É o chamado dar um salto maior do que a perna, onde se misturam factos reais com fictícios para se chegar a uma conclusão esticada. O texto divulgado por várias páginas do Facebook — só a ‘Sou Vegan por amor aos animais’ têm 2,2 mil partilhas — tem, na maioria dos casos das páginas escritas em português, origem no site Veganos Brasil. Mas o conteúdo não é exclusivo da língua portuguesa e prolifera também em sites de língua inglesa ou francesa, entre outros.

A acusação é simples e direta: a Nutella é responsável pela desflorestação e pela morte de orangotangos, sendo exatamente esse o título do texto no site Veganos Brasil.
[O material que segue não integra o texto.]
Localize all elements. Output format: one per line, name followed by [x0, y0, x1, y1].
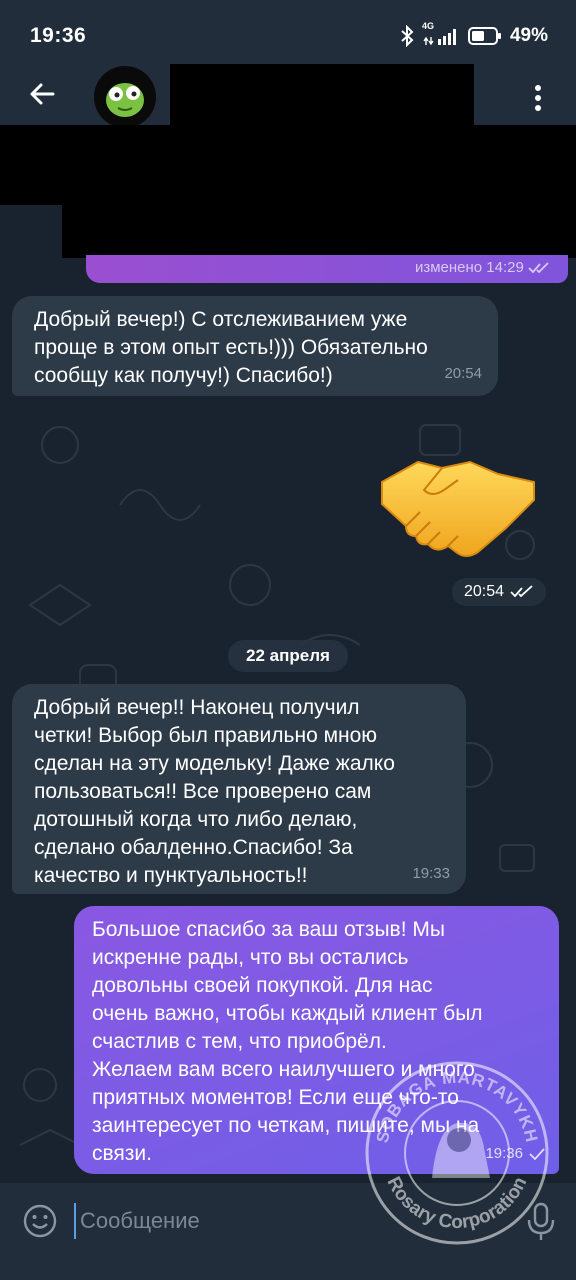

E porquê? Porque a Nutella, o creme de chocolate e avelãs da italiana Ferrero, usa óleo de palma entre os seus ingredientes. E podem os dois factos estar ligados? Podem, o que não significa que a Nutella seja responsável por a espécie estar a caminhar para a extinção. Mas vamos por fases e analisar o texto que está a ser divulgado nas redes sociais e que foi publicado pela primeira vez em novembro de 2018.

“A produção do óleo de palma, matéria-prima da Nutella, desmata florestas da Indonésia e da Malásia e mata orangotangos.” Verdade ou mentira? Está bastante perto de ser verdade — excepto na referência à Nutella. O óleo de palma (ou de dende ou dendém, como é conhecido em alguns países de língua portuguesa) é um óleo vegetal extraído do fruto alaranjado de certas palmeiras, a Elaesis guineensis (o dendezeiro), com um custo de produção bastante mais baixo do que outros óleos.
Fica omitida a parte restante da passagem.